Lunch comes. I go to my usual bench and look at pictures of crows and ravens and jays on my little screen, trying to take comfort in the shape of their beaks, the subtle patterns of the feathers on their heads. Not all the pictures are mine. Some are downloaded from the Internet, carefully curated to soothe the parts of my soul that know, all the way to the bone, how essential it is to count the corvids accurately and chart the pattern of the day. But a few, a precious few, are pictures I took myself. They show familiar birds, birds whose voices I know, and I allow them to calm me.

I am calm when I return to class after the lunch bell rings again. I am calm as I sit in my desk next to the window and listen to the teacher droning on about material I will not understand until I see it written down. My assessments say that I am a visual learner, not an auditory learner, but somehow the accommodations intended to make me equal to my classmates never seem to come with handouts to read while the lecture goes on. I am expected to listen. I am not expected to retain.
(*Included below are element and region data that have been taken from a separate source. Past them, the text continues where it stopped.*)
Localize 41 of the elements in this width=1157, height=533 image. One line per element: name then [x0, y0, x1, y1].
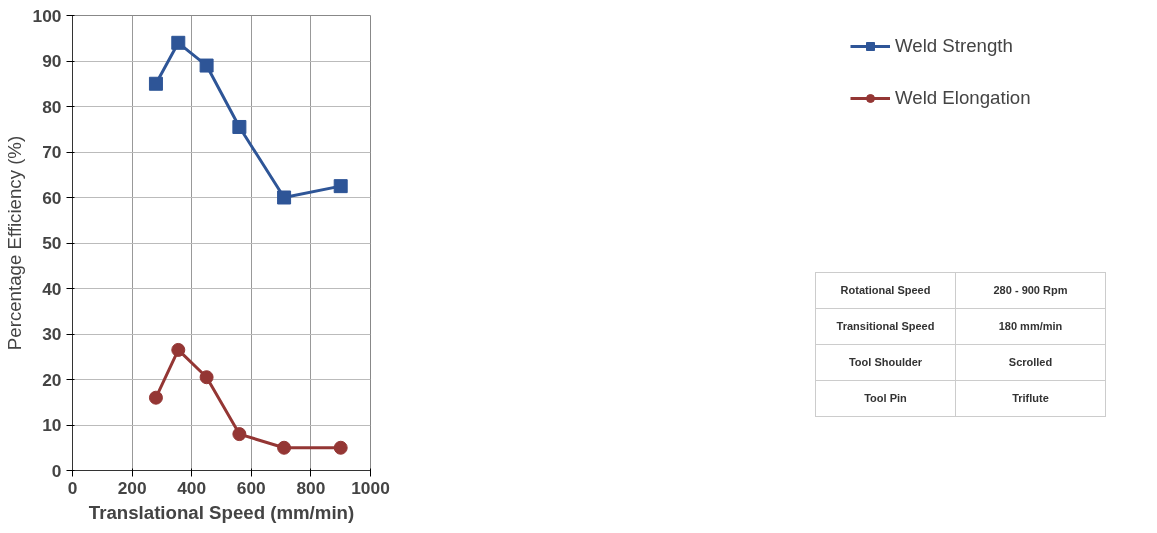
x-tick-label: 200	[117, 477, 147, 498]
y-tick-label: 50	[42, 233, 62, 253]
x-tick-label: 600	[236, 477, 266, 498]
point	[148, 76, 163, 91]
point	[277, 190, 292, 205]
point	[199, 370, 214, 385]
point	[232, 427, 247, 442]
x-tick-label: 1000	[351, 477, 390, 498]
y-tick-label: 80	[42, 96, 62, 117]
text: 180 mm/min	[955, 308, 1106, 345]
y-tick-label: 0	[51, 460, 62, 481]
point	[171, 35, 186, 50]
point	[333, 179, 348, 194]
point	[277, 440, 292, 455]
y-tick-label: 70	[42, 142, 62, 162]
y-tick-label: 30	[42, 324, 62, 344]
x-tick-label: 0	[67, 477, 78, 498]
y-axis-title: Percentage Efficiency (%)	[3, 135, 25, 351]
text: Tool Pin	[815, 380, 956, 417]
y-tick-label: 20	[42, 369, 62, 390]
point	[199, 58, 214, 73]
text: Scrolled	[955, 344, 1106, 381]
legend-label: Weld Elongation	[895, 87, 1032, 109]
y-tick-label: 40	[42, 278, 62, 299]
x-tick-label: 400	[177, 477, 207, 498]
legend-label: Weld Strength	[895, 35, 1014, 57]
text: Transitional Speed	[815, 308, 956, 345]
text: Rotational Speed	[815, 272, 956, 309]
y-tick-label: 90	[42, 51, 62, 71]
point	[171, 342, 186, 357]
text: Triflute	[955, 380, 1106, 417]
text: 280 - 900 Rpm	[955, 272, 1106, 309]
y-tick-label: 10	[42, 415, 62, 435]
point	[148, 390, 163, 405]
x-tick-label: 800	[296, 477, 326, 498]
y-tick-label: 60	[42, 187, 62, 208]
text: Tool Shoulder	[815, 344, 956, 381]
point	[333, 440, 348, 455]
y-tick-label: 100	[32, 5, 62, 26]
x-axis-title: Translational Speed (mm/min)	[88, 501, 355, 523]
point	[232, 119, 247, 134]
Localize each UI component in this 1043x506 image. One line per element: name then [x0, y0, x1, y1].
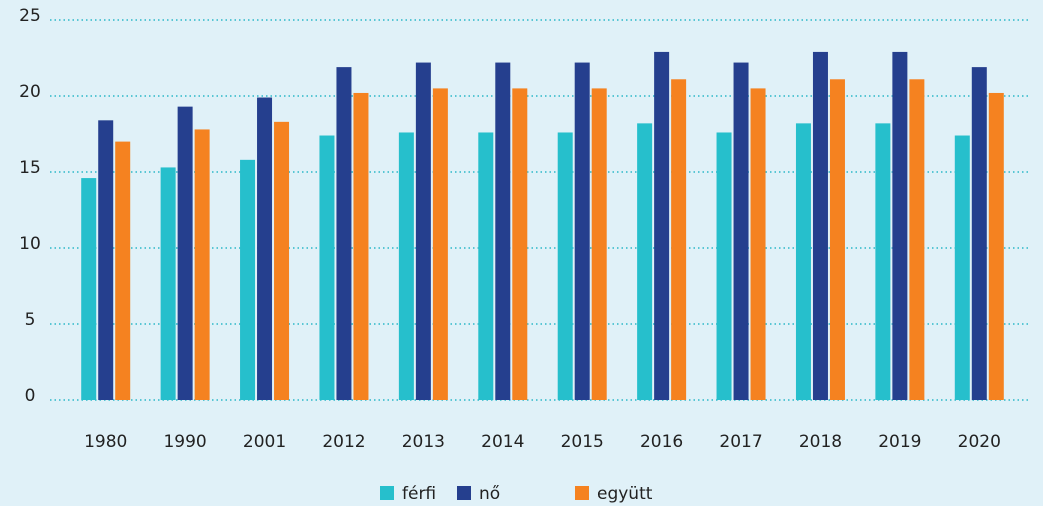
x-tick-label: 2013	[402, 432, 445, 452]
bar	[988, 92, 1004, 401]
x-tick-label: 2014	[481, 432, 524, 452]
x-tick-label: 2019	[878, 432, 921, 452]
x-tick-label: 2012	[322, 432, 365, 452]
bar	[398, 132, 414, 401]
bar	[574, 62, 590, 401]
bar	[432, 88, 448, 401]
bar	[160, 167, 176, 400]
bar	[716, 132, 732, 401]
bar	[875, 123, 891, 401]
legend-label: együtt	[597, 484, 653, 504]
bar	[733, 62, 749, 401]
bar	[954, 135, 970, 400]
bar	[909, 79, 925, 400]
bar	[478, 132, 494, 401]
legend-swatch	[380, 486, 394, 500]
bar	[637, 123, 653, 401]
bar	[795, 123, 811, 401]
bar	[415, 62, 431, 401]
x-tick-label: 2020	[958, 432, 1001, 452]
y-tick-label: 25	[19, 6, 41, 26]
bar	[177, 106, 193, 400]
bar	[336, 67, 352, 401]
bar	[319, 135, 335, 400]
x-tick-label: 2016	[640, 432, 683, 452]
bar	[115, 141, 131, 400]
x-tick-label: 1990	[163, 432, 206, 452]
x-tick-label: 2018	[799, 432, 842, 452]
y-tick-label: 0	[25, 386, 36, 406]
bar	[512, 88, 528, 401]
x-tick-label: 1980	[84, 432, 127, 452]
bar	[81, 178, 97, 400]
bar	[194, 129, 210, 400]
bar	[557, 132, 573, 401]
bar	[829, 79, 845, 400]
bar	[654, 51, 670, 401]
y-tick-label: 20	[19, 82, 41, 102]
bar	[892, 51, 908, 401]
bar	[750, 88, 766, 401]
bar	[495, 62, 511, 401]
bar	[274, 121, 290, 400]
legend-swatch	[575, 486, 589, 500]
y-tick-label: 5	[25, 310, 36, 330]
legend-swatch	[457, 486, 471, 500]
bar	[812, 51, 828, 401]
legend-label: férfi	[402, 484, 436, 504]
bar	[671, 79, 687, 400]
bar	[257, 97, 273, 401]
bar	[591, 88, 607, 401]
y-tick-label: 10	[19, 234, 41, 254]
bar	[971, 67, 987, 401]
bar	[353, 92, 369, 401]
legend-label: nő	[479, 484, 500, 504]
bar	[98, 120, 114, 400]
x-tick-label: 2015	[561, 432, 604, 452]
bar	[240, 159, 256, 400]
y-tick-label: 15	[19, 158, 41, 178]
x-tick-label: 2001	[243, 432, 286, 452]
x-tick-label: 2017	[719, 432, 762, 452]
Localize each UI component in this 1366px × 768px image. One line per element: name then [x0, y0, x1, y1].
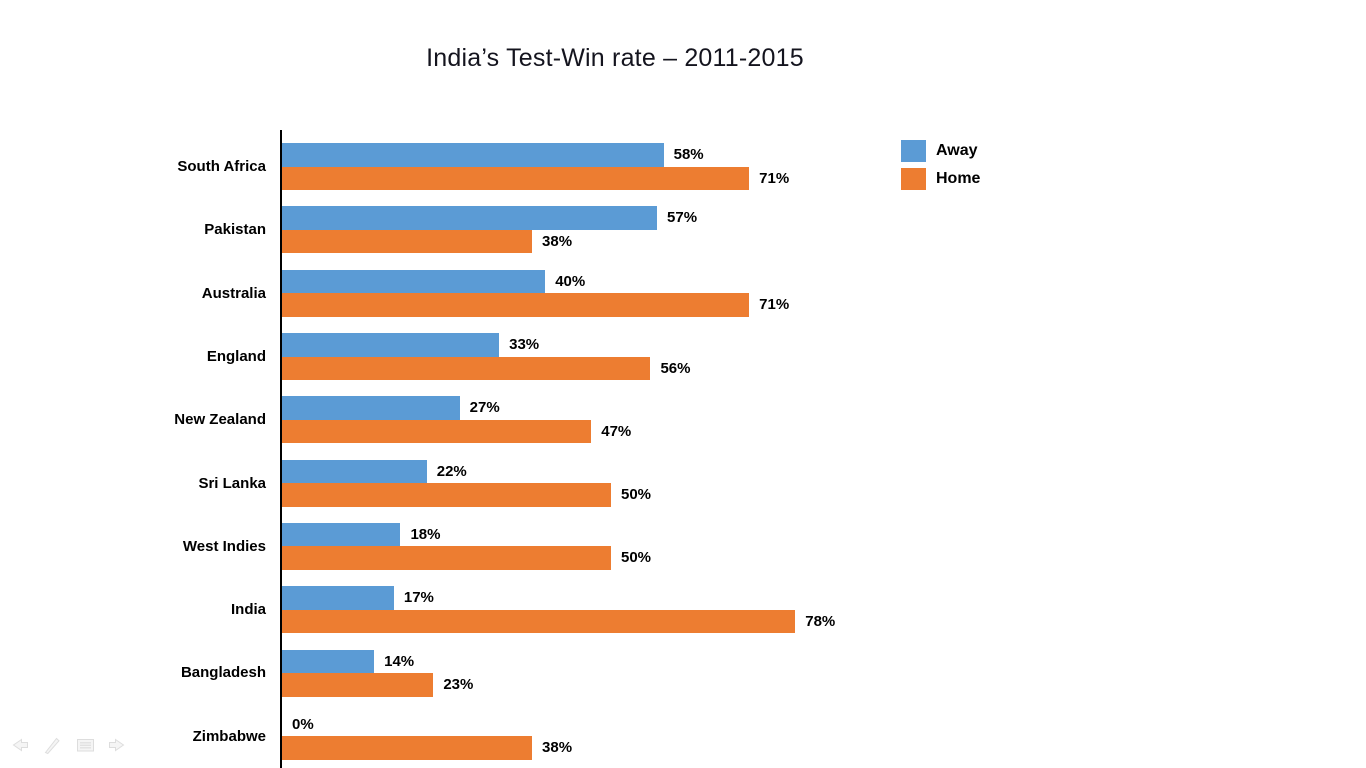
- chart-row: England 33% 56%: [0, 325, 1366, 388]
- home-bar: [282, 356, 651, 381]
- away-value-label: 0%: [292, 715, 314, 733]
- category-label: Australia: [201, 284, 266, 302]
- home-value-label: 23%: [443, 676, 474, 694]
- away-value-label: 18%: [410, 525, 441, 543]
- category-label: Sri Lanka: [198, 474, 266, 492]
- chart-row: Pakistan 57% 38%: [0, 198, 1366, 261]
- legend-item-home: Home: [901, 168, 980, 190]
- home-bar: [282, 293, 750, 317]
- category-label: West Indies: [182, 537, 266, 555]
- home-value-label: 38%: [542, 739, 573, 757]
- chart-row: Zimbabwe 0% 38%: [0, 705, 1366, 768]
- home-value-label: 50%: [621, 486, 652, 504]
- chart-row: South Africa 58% 71%: [0, 135, 1366, 198]
- away-value-label: 40%: [555, 272, 586, 290]
- home-value-label: 56%: [660, 359, 691, 377]
- away-value-label: 27%: [469, 399, 500, 417]
- category-label: Zimbabwe: [192, 727, 266, 745]
- chart-row: Bangladesh 14% 23%: [0, 641, 1366, 704]
- home-value-label: 50%: [621, 549, 652, 567]
- next-slide-button[interactable]: [107, 734, 129, 756]
- category-label: South Africa: [177, 158, 266, 175]
- previous-slide-button[interactable]: [8, 734, 30, 756]
- legend-label-away: Away: [936, 142, 978, 159]
- chart-row: West Indies 18% 50%: [0, 515, 1366, 578]
- home-bar: [282, 609, 796, 634]
- home-value-label: 38%: [542, 232, 573, 250]
- home-bar: [282, 229, 533, 254]
- slide-navigator-icon: [74, 739, 96, 759]
- away-value-label: 22%: [436, 462, 467, 480]
- home-bar: [282, 736, 533, 760]
- away-bar: [282, 143, 664, 167]
- chart-title: India’s Test-Win rate – 2011-2015: [426, 44, 804, 72]
- away-bar: [282, 333, 500, 357]
- slide-navigator-button[interactable]: [74, 734, 96, 756]
- away-bar: [282, 649, 375, 674]
- home-bar: [282, 419, 592, 444]
- home-bar: [282, 546, 611, 570]
- legend-swatch-away: [901, 140, 926, 162]
- away-value-label: 14%: [384, 652, 415, 670]
- legend-swatch-home: [901, 168, 926, 190]
- category-label: England: [206, 347, 266, 365]
- chart-row: India 17% 78%: [0, 578, 1366, 641]
- home-bar: [282, 483, 611, 507]
- away-bar: [282, 206, 658, 230]
- chart-row: Sri Lanka 22% 50%: [0, 452, 1366, 515]
- pen-icon: [41, 737, 63, 759]
- category-label: Pakistan: [204, 221, 266, 239]
- next-slide-arrow-icon: [107, 738, 129, 759]
- home-bar: [282, 166, 750, 191]
- away-value-label: 57%: [667, 209, 698, 227]
- legend-label-home: Home: [936, 170, 981, 187]
- legend-item-away: Away: [901, 140, 980, 162]
- away-value-label: 17%: [403, 589, 434, 607]
- away-bar: [282, 396, 460, 420]
- pen-tool-button[interactable]: [41, 734, 63, 756]
- home-value-label: 47%: [601, 422, 632, 440]
- away-value-label: 58%: [673, 146, 704, 164]
- away-bar: [282, 459, 427, 484]
- home-value-label: 71%: [759, 169, 790, 187]
- chart-row: New Zealand 27% 47%: [0, 388, 1366, 451]
- legend: Away Home: [901, 140, 980, 196]
- category-label: India: [230, 601, 266, 619]
- away-value-label: 33%: [509, 336, 540, 354]
- home-bar: [282, 673, 434, 697]
- chart-row: Australia 40% 71%: [0, 262, 1366, 325]
- away-bar: [282, 586, 394, 610]
- home-value-label: 71%: [759, 296, 790, 314]
- presenter-toolbar: [8, 734, 129, 756]
- away-bar: [282, 269, 546, 294]
- home-value-label: 78%: [805, 612, 836, 630]
- category-label: Bangladesh: [180, 664, 266, 682]
- category-label: New Zealand: [174, 411, 266, 429]
- away-bar: [282, 522, 401, 547]
- category-axis-line: [280, 130, 282, 768]
- previous-slide-arrow-icon: [8, 738, 30, 759]
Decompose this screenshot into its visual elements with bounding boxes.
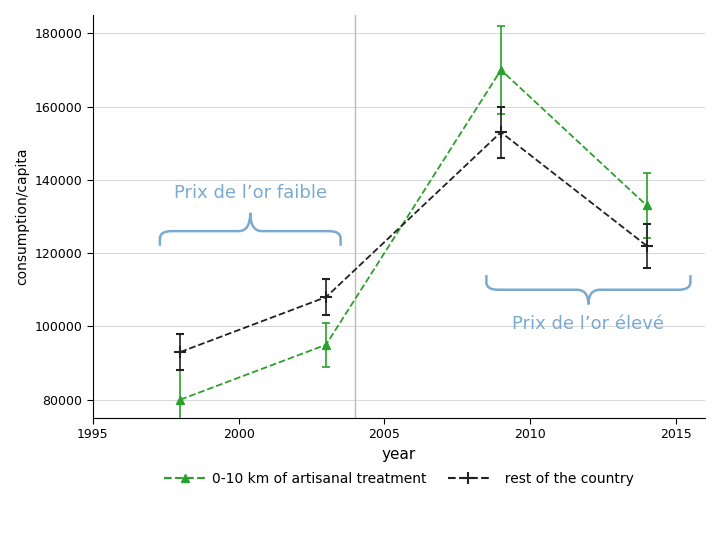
Y-axis label: consumption/capita: consumption/capita	[15, 148, 29, 285]
X-axis label: year: year	[382, 447, 416, 462]
Text: Prix de l’or élevé: Prix de l’or élevé	[513, 315, 665, 333]
Legend: 0-10 km of artisanal treatment,   rest of the country: 0-10 km of artisanal treatment, rest of …	[158, 467, 639, 492]
Text: Prix de l’or faible: Prix de l’or faible	[174, 184, 327, 202]
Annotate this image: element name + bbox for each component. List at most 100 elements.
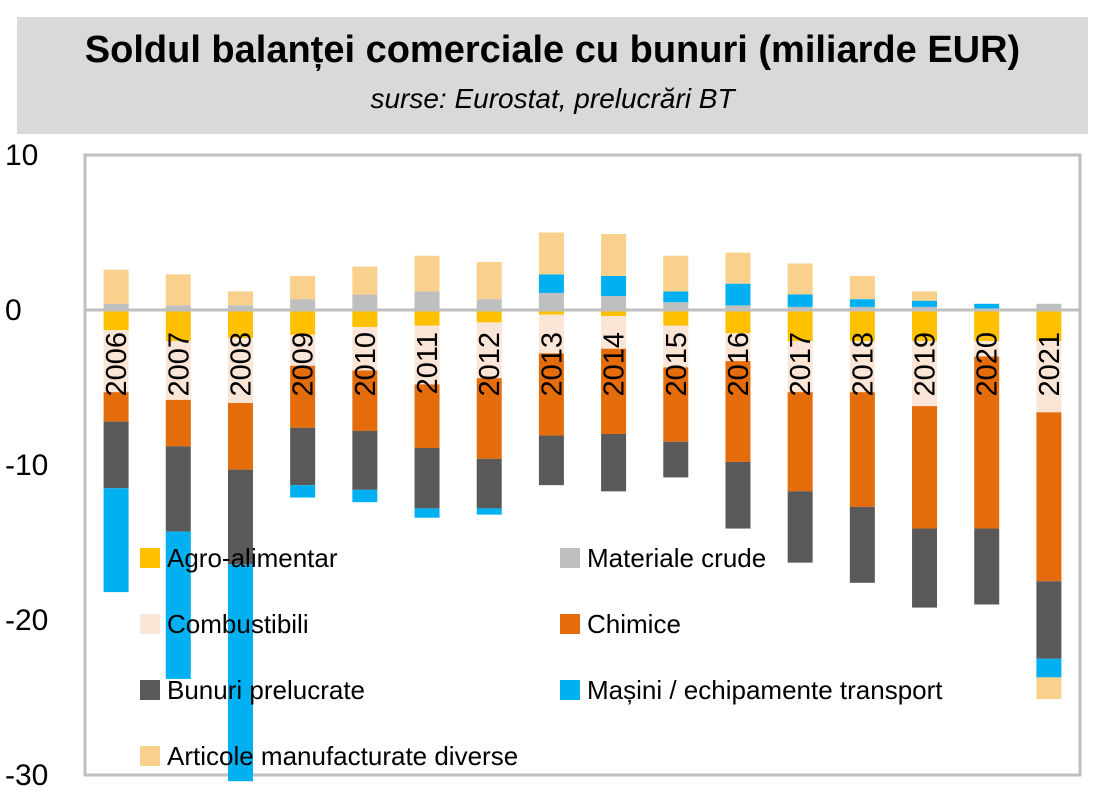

I am calm when the classroom door opens and my principal steps inside. She is a lovely woman, aesthetically speaking. Her hair is always perfect, and her suits are always tailored just so, fitting the curves of her body without emphasizing them. She is a creature well-suited to her natural habitat, and I can’t imagine what she looks like outside the boundaries of the school.

My teacher stops mid-lecture, moving to the doorway, where she speaks with the principal in a low, hushed voice. I can’t hear what they’re saying, but I know they’re talking about me. They glance in my direction several times, and this was a day defined by nines, even though I tried to make it better. Something bad was preordained.

By the time they’re ready to turn and beckon me forward, I have already gathered my things. I am serene. I am prepared for anything.

The principal’s voice is gentle. “Brenda,” she says. “There’s been an accident.”

I am not prepared for this.


Carl went to collect David from school, early. Too early. Why? There is no knowing. Carl is in the hospital, Carl is blood and bandages and uncharacteristic silence. Maybe he wanted to take David for some father-son time. Maybe he was finally making good on his threat to leave my mother and take his son away from her, away from me, the damaged sister who might damage him in turn. Maybe he just felt like it. There is no knowing, and there will never be any knowing. I could ask Carl over and over again forever, count the crows in his wake, divide by the rare and hesitant ravens pecking at the highway median, and still never find the answers I need.